As I write this column in July, plans are already under way for our Archdiocese’s annual “Blue Mass,” to be celebrated at St. Joseph Cathedral on September 11, the very day of the 15th anniversary of 9/11.
The Connecticut State Police, the Hartford Fire Department, the Connecticut Department of Correction and many other organizations and individuals who are in the service of protecting the public’s well-being will participate in an opening procession on Farmington Avenue in Hartford. It will lead into the cathedral, the mother church of the archdiocese, where I will celebrate the Sunday liturgy.
While this annual event will once again honor the courage, generosity, personal sacrifice and life-saving competencies of first-responders, it will also be an occasion to reflect prayerfully on our unity as “one nation, under God, indivisible, with liberty and justice for all.” We witnessed horrific violence in Orlando, and now with each heart-breaking headline about tragic events that give rise to other forms of violence, in Minnesota, Louisiana and most recently in Dallas, it is important to affirm that every life “matters” – whether of those who serve or those who are served. Whatever our racial, ethnic, religious or political differences, we all come from the hand of God to whom we will one day return. Catholic social teaching emphasizes the principle or virtue of solidarity, which, in the words of the Catechism, “presupposes the effort for a more just social order where tensions are better able to be reduced and conflicts more readily settled” (n. 1940).
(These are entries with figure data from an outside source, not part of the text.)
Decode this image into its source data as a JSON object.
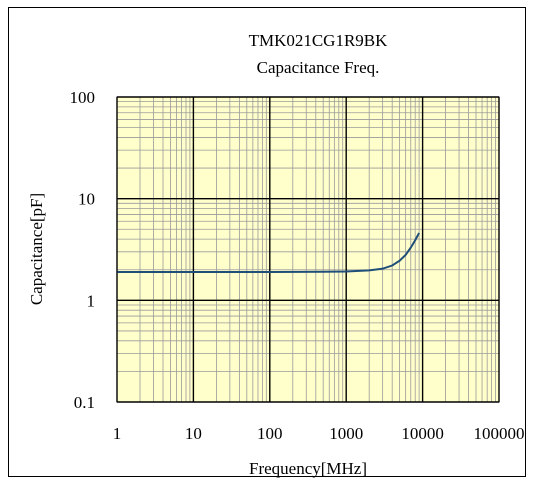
{
  "chart_data": {
    "type": "line",
    "title": "TMK021CG1R9BK",
    "subtitle": "Capacitance Freq.",
    "xlabel": "Frequency[MHz]",
    "ylabel": "Capacitance[pF]",
    "x_scale": "log",
    "y_scale": "log",
    "xlim": [
      1,
      100000
    ],
    "ylim": [
      0.1,
      100
    ],
    "x_ticks": [
      "1",
      "10",
      "100",
      "1000",
      "10000",
      "100000"
    ],
    "y_ticks": [
      "100",
      "10",
      "1",
      "0.1"
    ],
    "grid": true,
    "legend": "none",
    "colors": {
      "plot_bg": "#ffffcc",
      "major_grid": "#000000",
      "minor_grid": "#9a9a9a",
      "line": "#1f4e79"
    },
    "series": [
      {
        "x": [
          1,
          10,
          100,
          500,
          1000,
          2000,
          3000,
          4000,
          5000,
          6000,
          7000,
          8000,
          9000
        ],
        "y": [
          1.9,
          1.9,
          1.9,
          1.91,
          1.92,
          1.97,
          2.05,
          2.2,
          2.45,
          2.8,
          3.3,
          3.9,
          4.6
        ]
      }
    ]
  }
}
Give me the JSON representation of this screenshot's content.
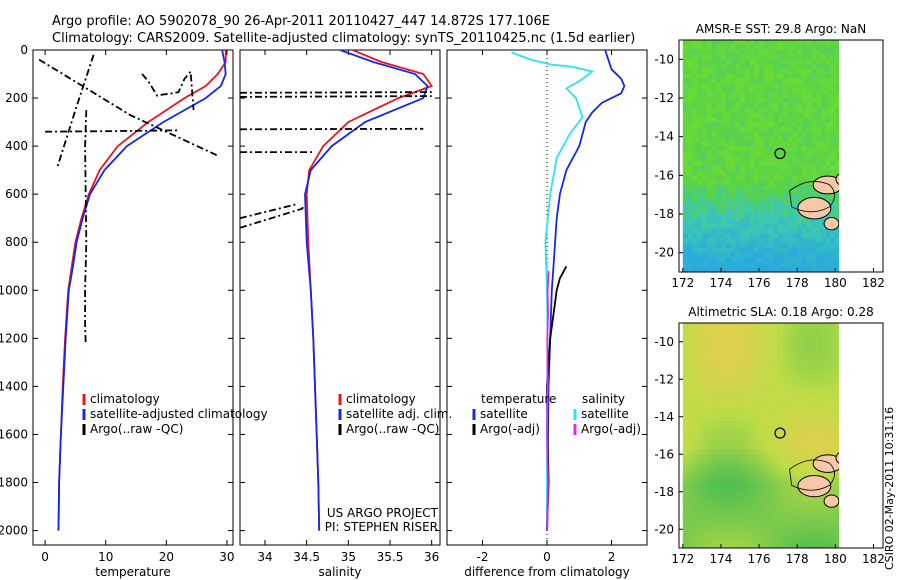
{
  "header": {
    "line1": "Argo profile: AO 5902078_90 26-Apr-2011 20110427_447 14.872S 177.106E",
    "line2": "Climatology: CARS2009. Satellite-adjusted climatology: synTS_20110425.nc (1.5d earlier)"
  },
  "colors": {
    "climatology": "#e8141e",
    "satellite": "#1428e6",
    "argo": "#000000",
    "sat_salinity": "#28e6f0",
    "argo_adj_salinity": "#e628e6"
  },
  "chart_data": [
    {
      "type": "line",
      "name": "temperature",
      "xlabel": "temperature",
      "xlim": [
        -2,
        31
      ],
      "ylim": [
        2060,
        0
      ],
      "xticks": [
        "0",
        "10",
        "20",
        "30"
      ],
      "yticks": [
        "0",
        "200",
        "400",
        "600",
        "800",
        "1000",
        "1200",
        "1400",
        "1600",
        "1800",
        "2000"
      ],
      "legend": [
        "climatology",
        "satellite-adjusted climatology",
        "Argo(..raw -QC)"
      ],
      "series": [
        {
          "name": "climatology",
          "color": "#e8141e",
          "dash": "",
          "x": [
            29.8,
            29.8,
            28.5,
            26.5,
            23,
            17,
            12,
            9,
            7.2,
            6,
            5,
            4.4,
            3.8,
            3.3,
            2.9,
            2.6,
            2.3,
            2.2
          ],
          "y": [
            0,
            50,
            100,
            150,
            200,
            300,
            400,
            500,
            600,
            700,
            800,
            900,
            1000,
            1200,
            1400,
            1600,
            1800,
            2000
          ]
        },
        {
          "name": "satellite-adjusted climatology",
          "color": "#1428e6",
          "dash": "",
          "x": [
            29.2,
            29.6,
            29.8,
            29,
            26.5,
            19.5,
            13.5,
            9.8,
            7.4,
            6.2,
            5.2,
            4.6,
            3.9,
            3.4,
            3,
            2.6,
            2.3,
            2.2
          ],
          "y": [
            0,
            50,
            100,
            150,
            200,
            300,
            400,
            500,
            600,
            700,
            800,
            900,
            1000,
            1200,
            1400,
            1600,
            1800,
            2000
          ]
        },
        {
          "name": "Argo(..raw -QC) A",
          "color": "#000000",
          "dash": "7 3 2 3",
          "x": [
            8,
            5,
            2
          ],
          "y": [
            20,
            250,
            490
          ]
        },
        {
          "name": "Argo(..raw -QC) B",
          "color": "#000000",
          "dash": "7 3 2 3",
          "x": [
            -1,
            14,
            28.5
          ],
          "y": [
            40,
            270,
            440
          ]
        },
        {
          "name": "Argo(..raw -QC) C",
          "color": "#000000",
          "dash": "7 3 2 3",
          "x": [
            0,
            10,
            17,
            22
          ],
          "y": [
            340,
            338,
            336,
            334
          ]
        },
        {
          "name": "Argo(..raw -QC) D",
          "color": "#000000",
          "dash": "7 3 2 3",
          "x": [
            6.8,
            6.6,
            6.7,
            6.8,
            6.6,
            6.6,
            6.7
          ],
          "y": [
            250,
            400,
            600,
            800,
            1000,
            1150,
            1220
          ]
        },
        {
          "name": "Argo(..raw -QC) E",
          "color": "#000000",
          "dash": "7 3 2 3",
          "x": [
            16,
            17,
            18.5,
            19.5,
            21,
            22,
            23,
            24,
            24.5
          ],
          "y": [
            100,
            130,
            190,
            185,
            180,
            175,
            120,
            90,
            250
          ]
        }
      ]
    },
    {
      "type": "line",
      "name": "salinity",
      "xlabel": "salinity",
      "xlim": [
        33.7,
        36.1
      ],
      "ylim": [
        2060,
        0
      ],
      "xticks": [
        "34",
        "34.5",
        "35",
        "35.5",
        "36"
      ],
      "legend": [
        "climatology",
        "satellite adj. clim.",
        "Argo(..raw -QC)"
      ],
      "annotation": [
        "US ARGO PROJECT",
        "PI: STEPHEN RISER"
      ],
      "series": [
        {
          "name": "climatology",
          "color": "#e8141e",
          "dash": "",
          "x": [
            35.05,
            35.4,
            35.9,
            36.0,
            35.6,
            35.0,
            34.7,
            34.53,
            34.5,
            34.52,
            34.55,
            34.58,
            34.6,
            34.62,
            34.64,
            34.65
          ],
          "y": [
            0,
            50,
            100,
            150,
            200,
            300,
            400,
            500,
            600,
            800,
            1000,
            1200,
            1400,
            1600,
            1800,
            2000
          ]
        },
        {
          "name": "satellite adj. clim.",
          "color": "#1428e6",
          "dash": "",
          "x": [
            34.9,
            35.3,
            35.8,
            35.95,
            35.9,
            35.2,
            34.8,
            34.55,
            34.48,
            34.5,
            34.55,
            34.58,
            34.6,
            34.62,
            34.64,
            34.65
          ],
          "y": [
            0,
            50,
            100,
            150,
            200,
            300,
            400,
            500,
            600,
            800,
            1000,
            1200,
            1400,
            1600,
            1800,
            2000
          ]
        },
        {
          "name": "Argo(..raw -QC) A",
          "color": "#000000",
          "dash": "7 3 2 3",
          "x": [
            33.7,
            36.0
          ],
          "y": [
            178,
            175
          ]
        },
        {
          "name": "Argo(..raw -QC) B",
          "color": "#000000",
          "dash": "7 3 2 3",
          "x": [
            33.7,
            36.0
          ],
          "y": [
            195,
            192
          ]
        },
        {
          "name": "Argo(..raw -QC) C",
          "color": "#000000",
          "dash": "7 3 2 3",
          "x": [
            33.7,
            35.9
          ],
          "y": [
            330,
            328
          ]
        },
        {
          "name": "Argo(..raw -QC) D",
          "color": "#000000",
          "dash": "7 3 2 3",
          "x": [
            33.7,
            34.6
          ],
          "y": [
            425,
            425
          ]
        },
        {
          "name": "Argo(..raw -QC) E",
          "color": "#000000",
          "dash": "7 3 2 3",
          "x": [
            33.7,
            34.45,
            34.45
          ],
          "y": [
            740,
            660,
            650
          ]
        },
        {
          "name": "Argo(..raw -QC) F",
          "color": "#000000",
          "dash": "7 3 2 3",
          "x": [
            33.7,
            34.4
          ],
          "y": [
            700,
            640
          ]
        }
      ]
    },
    {
      "type": "line",
      "name": "difference",
      "xlabel": "difference from climatology",
      "xlim": [
        -3.1,
        3.1
      ],
      "ylim": [
        2060,
        0
      ],
      "xticks": [
        "-2",
        "0",
        "2"
      ],
      "legend_titles": [
        "temperature",
        "salinity"
      ],
      "legend": [
        "satellite",
        "Argo(-adj)",
        "satellite",
        "Argo(-adj)"
      ],
      "series": [
        {
          "name": "temperature satellite",
          "color": "#1428e6",
          "dash": "",
          "x": [
            1.8,
            2.0,
            2.3,
            2.4,
            2.3,
            2.0,
            1.7,
            1.4,
            1.2,
            1.0,
            0.6,
            0.4,
            0.3,
            0.25,
            0.2,
            0.15,
            0.1,
            0.05,
            0.02,
            0.0
          ],
          "y": [
            0,
            80,
            120,
            150,
            180,
            200,
            220,
            260,
            300,
            400,
            500,
            600,
            700,
            800,
            900,
            1000,
            1200,
            1400,
            1700,
            2000
          ]
        },
        {
          "name": "salinity satellite",
          "color": "#28e6f0",
          "dash": "",
          "x": [
            -1.1,
            -0.5,
            0.1,
            0.8,
            1.4,
            1.0,
            0.6,
            0.9,
            1.1,
            0.7,
            0.3,
            0.1,
            -0.05,
            0.0,
            0.02,
            0.0,
            0.0,
            0.0
          ],
          "y": [
            10,
            40,
            60,
            70,
            90,
            130,
            160,
            200,
            280,
            350,
            450,
            600,
            800,
            1000,
            1200,
            1500,
            1800,
            2000
          ]
        },
        {
          "name": "temperature Argo(-adj)",
          "color": "#000000",
          "dash": "",
          "x": [
            0.6,
            0.4,
            0.3,
            0.2,
            0.1,
            0.05,
            0.0,
            0.02,
            0.05,
            0.0
          ],
          "y": [
            900,
            950,
            1000,
            1100,
            1200,
            1300,
            1400,
            1600,
            1800,
            2000
          ]
        },
        {
          "name": "salinity Argo(-adj)",
          "color": "#e628e6",
          "dash": "",
          "x": [
            0.05,
            0.02,
            0.03,
            0.01,
            0.02,
            0.0,
            0.03,
            0.01
          ],
          "y": [
            920,
            1000,
            1100,
            1200,
            1400,
            1600,
            1800,
            2000
          ]
        }
      ]
    },
    {
      "type": "heatmap",
      "name": "sst-map",
      "title": "AMSR-E SST: 29.8 Argo: NaN",
      "xlim": [
        171.8,
        182.5
      ],
      "ylim": [
        -21,
        -9
      ],
      "xticks": [
        "172",
        "174",
        "176",
        "178",
        "180",
        "182"
      ],
      "yticks": [
        "-10",
        "-12",
        "-14",
        "-16",
        "-18",
        "-20"
      ],
      "argo_marker": [
        177.1,
        -14.87
      ]
    },
    {
      "type": "heatmap",
      "name": "sla-map",
      "title": "Altimetric SLA: 0.18 Argo: 0.28",
      "xlim": [
        171.8,
        182.5
      ],
      "ylim": [
        -21,
        -9
      ],
      "xticks": [
        "172",
        "174",
        "176",
        "178",
        "180",
        "182"
      ],
      "yticks": [
        "-10",
        "-12",
        "-14",
        "-16",
        "-18",
        "-20"
      ],
      "argo_marker": [
        177.1,
        -14.87
      ]
    }
  ],
  "side_label": "CSIRO 02-May-2011 10:31:16"
}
Jesus says: “Blessed are the peacemakers, for they will be called children of God” (Mt 5:9). This is as necessary as it is challenging at a time of global and domestic unrest, in a world fraught with aggression, terrorism and mistrust. If we are to find peace, healing and hope, we must stand together and in the conviction that ultimately a loving God rules the world, not man, his selfish passions or personal agendas. God is always there for us – even in the face of all our human sinfulness.
Recently, I celebrated two Masses for inmates at the Cheshire Correctional Institution. Although the celebration of Mass in prisons has always been part of my ministry as a bishop, it had special significance during this Jubilee Year of Mercy because visiting the imprisoned is one of the corporal works of mercy, as commanded by Jesus himself.
I took the opportunity to remind the attending inmates that we are all sinners – myself included. In fact, if we are not sinners, Jesus can do nothing for us. He can only be a Redeemer to those in need of redemption, which is all of us.
For the closing blessing at the Mass, I held a relic of Saint Maria Goretti, the story of whose death offers a striking example of mercy and redemption. In 1902, she was attacked and stabbed as part of an attempted rape, and as she lay dying, only 11 years old, she said that for the love of Jesus she forgave her attacker, whom she knew, and wanted him one day to be with her in Paradise. He was sentenced to 30 years in prison, where he remained unrepentant until one night Maria appeared to him in a beautiful vision, which led to his complete conversion. When ultimately released, he begged forgiveness from Maria’s mother, which she duly granted. He moved to a Capuchin monastery, working in the garden for the remainder of his life. He was one of the witnesses who testified to Maria’s holiness during her cause of beatification, citing the crime and the vision in prison, and he was present at the beatification ceremony in 1947.
Nothing is hopeless. No one is hopeless. All things are possible because of the mercy of God, which is no less than his power.
As a resilient people and a unified nation, “under God,” may we show mercy to one another in a way that divine love and grace alone can make possible. May we work and pray for the healing of all bitterness and strife based on race, ethnicity, religion or politics, both in the United States and throughout the world. And may we continue to offer our prayers and express our heartfelt gratitude for all the first-responders who put their lives on the line for us locally, nationally and internationally.